Traits of independence, wellbeing, empathy, self control, and good-impression were all found to decrease in the 5 to 10-year period after starting police careers, with a related increase in PTSD symptoms.

It’s certainly plausible that resilience against anxiety and depression of Factor 1 psychopathy could protect police officers from stress, while lack of empathy could protect them from PTSD after witnessing traumatic events. Factor 1 scores are found to be higher in less experienced police officers, plateau and then peak in the early 50s before decreasing over age 56, for the most experienced officers.

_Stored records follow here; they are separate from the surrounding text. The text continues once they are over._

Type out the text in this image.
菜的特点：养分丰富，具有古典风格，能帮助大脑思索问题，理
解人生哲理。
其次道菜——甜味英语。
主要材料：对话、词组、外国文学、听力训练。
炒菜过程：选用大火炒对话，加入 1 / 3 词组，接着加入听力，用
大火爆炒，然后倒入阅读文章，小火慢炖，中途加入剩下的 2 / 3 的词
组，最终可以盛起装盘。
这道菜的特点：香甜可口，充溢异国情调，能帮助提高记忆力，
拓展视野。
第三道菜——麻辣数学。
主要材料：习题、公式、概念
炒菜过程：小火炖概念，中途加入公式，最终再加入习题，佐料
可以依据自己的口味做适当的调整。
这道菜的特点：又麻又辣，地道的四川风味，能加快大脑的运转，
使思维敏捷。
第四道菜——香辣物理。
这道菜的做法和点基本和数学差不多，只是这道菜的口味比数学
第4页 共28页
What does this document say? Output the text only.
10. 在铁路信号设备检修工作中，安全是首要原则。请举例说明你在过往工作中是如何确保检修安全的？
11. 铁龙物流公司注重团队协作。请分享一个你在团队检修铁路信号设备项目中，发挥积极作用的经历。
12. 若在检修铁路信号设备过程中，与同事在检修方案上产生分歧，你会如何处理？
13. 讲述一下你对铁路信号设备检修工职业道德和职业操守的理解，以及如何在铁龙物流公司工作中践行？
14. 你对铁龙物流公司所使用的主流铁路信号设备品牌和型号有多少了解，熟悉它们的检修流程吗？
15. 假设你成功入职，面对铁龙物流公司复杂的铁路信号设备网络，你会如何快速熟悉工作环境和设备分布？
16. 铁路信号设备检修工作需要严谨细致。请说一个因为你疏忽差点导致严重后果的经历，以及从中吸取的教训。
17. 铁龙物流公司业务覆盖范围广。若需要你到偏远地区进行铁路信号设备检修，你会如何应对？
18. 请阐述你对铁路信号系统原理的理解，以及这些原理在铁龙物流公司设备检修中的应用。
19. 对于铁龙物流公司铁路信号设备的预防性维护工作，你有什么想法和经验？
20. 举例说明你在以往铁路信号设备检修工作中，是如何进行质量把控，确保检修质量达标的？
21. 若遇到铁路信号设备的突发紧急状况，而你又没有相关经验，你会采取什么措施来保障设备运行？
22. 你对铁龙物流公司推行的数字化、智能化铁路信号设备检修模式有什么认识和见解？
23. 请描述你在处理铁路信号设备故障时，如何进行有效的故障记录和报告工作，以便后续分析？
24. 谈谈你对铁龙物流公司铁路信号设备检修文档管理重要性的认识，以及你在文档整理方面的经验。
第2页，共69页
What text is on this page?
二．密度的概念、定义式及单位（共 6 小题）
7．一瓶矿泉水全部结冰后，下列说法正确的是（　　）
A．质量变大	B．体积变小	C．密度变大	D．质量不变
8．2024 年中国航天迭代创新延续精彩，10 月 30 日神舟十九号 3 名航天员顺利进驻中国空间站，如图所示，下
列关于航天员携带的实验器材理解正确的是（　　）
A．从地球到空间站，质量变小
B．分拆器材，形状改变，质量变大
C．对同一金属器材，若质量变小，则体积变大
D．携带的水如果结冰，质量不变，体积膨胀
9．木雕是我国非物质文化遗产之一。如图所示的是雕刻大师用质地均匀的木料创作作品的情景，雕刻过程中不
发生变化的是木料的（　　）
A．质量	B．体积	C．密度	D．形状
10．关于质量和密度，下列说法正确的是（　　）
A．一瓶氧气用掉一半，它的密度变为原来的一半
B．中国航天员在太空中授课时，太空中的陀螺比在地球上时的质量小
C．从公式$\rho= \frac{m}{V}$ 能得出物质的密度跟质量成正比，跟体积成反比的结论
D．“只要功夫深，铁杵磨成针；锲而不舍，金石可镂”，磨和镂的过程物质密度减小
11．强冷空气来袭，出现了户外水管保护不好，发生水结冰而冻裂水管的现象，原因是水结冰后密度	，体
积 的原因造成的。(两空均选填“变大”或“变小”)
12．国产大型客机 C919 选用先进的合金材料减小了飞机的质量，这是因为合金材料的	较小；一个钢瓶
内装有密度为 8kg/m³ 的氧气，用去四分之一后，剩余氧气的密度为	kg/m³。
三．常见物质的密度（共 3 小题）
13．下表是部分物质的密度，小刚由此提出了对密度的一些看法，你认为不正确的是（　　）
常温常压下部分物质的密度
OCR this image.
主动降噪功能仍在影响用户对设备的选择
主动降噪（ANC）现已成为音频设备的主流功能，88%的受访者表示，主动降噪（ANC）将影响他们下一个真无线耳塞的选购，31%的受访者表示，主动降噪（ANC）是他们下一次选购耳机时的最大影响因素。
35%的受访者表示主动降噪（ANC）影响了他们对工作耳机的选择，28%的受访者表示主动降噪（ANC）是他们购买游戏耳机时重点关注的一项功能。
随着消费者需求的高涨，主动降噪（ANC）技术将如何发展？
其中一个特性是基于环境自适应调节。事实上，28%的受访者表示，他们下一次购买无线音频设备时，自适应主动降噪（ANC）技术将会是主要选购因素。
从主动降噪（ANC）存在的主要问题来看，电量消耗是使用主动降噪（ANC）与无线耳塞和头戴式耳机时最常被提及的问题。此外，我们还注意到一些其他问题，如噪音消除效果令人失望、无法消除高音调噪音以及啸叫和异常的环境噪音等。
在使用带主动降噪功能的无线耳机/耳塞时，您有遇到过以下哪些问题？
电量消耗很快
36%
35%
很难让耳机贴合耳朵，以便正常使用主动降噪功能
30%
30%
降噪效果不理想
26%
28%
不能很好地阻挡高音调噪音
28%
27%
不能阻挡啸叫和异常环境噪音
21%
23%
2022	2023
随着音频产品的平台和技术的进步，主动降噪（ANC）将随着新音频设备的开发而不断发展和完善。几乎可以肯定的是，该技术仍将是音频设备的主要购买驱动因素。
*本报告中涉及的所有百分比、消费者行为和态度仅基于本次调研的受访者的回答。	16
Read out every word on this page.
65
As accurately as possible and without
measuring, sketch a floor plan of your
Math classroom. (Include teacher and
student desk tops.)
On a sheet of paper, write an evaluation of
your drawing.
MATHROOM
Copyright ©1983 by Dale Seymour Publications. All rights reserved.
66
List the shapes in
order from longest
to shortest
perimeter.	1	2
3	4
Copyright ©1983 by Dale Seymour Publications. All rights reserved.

So both police officers and criminals tend to have higher levels of psychopathy than the general population, for police factor 1 traits are commoner and in the prison population, factor 2 traits predominate. Maybe it’s true that some kinds of psychopathic traits protect police officers from PTSD in their very stressful careers. We should also consider the “hero” mindset with low anxiety and high levels of fearlessness and social dominance. According to Lykken “The hero and the psychopath might be twigs on the same genetic branch”.

So where does that leave the Met? Branded “broken and rotten” to the core, public trust in the police has never been lower. The police complaints process, run by, guess who?, yes, correct, the police, is no better. Sir Mark Rowley, the Met Police Commissioner, has vowed to use this latest report to bring root and branch change to the Met. Because successful psychopaths are drawn to careers with prestige and authority over others, we have only ourselves to blame if we leave them to police themselves.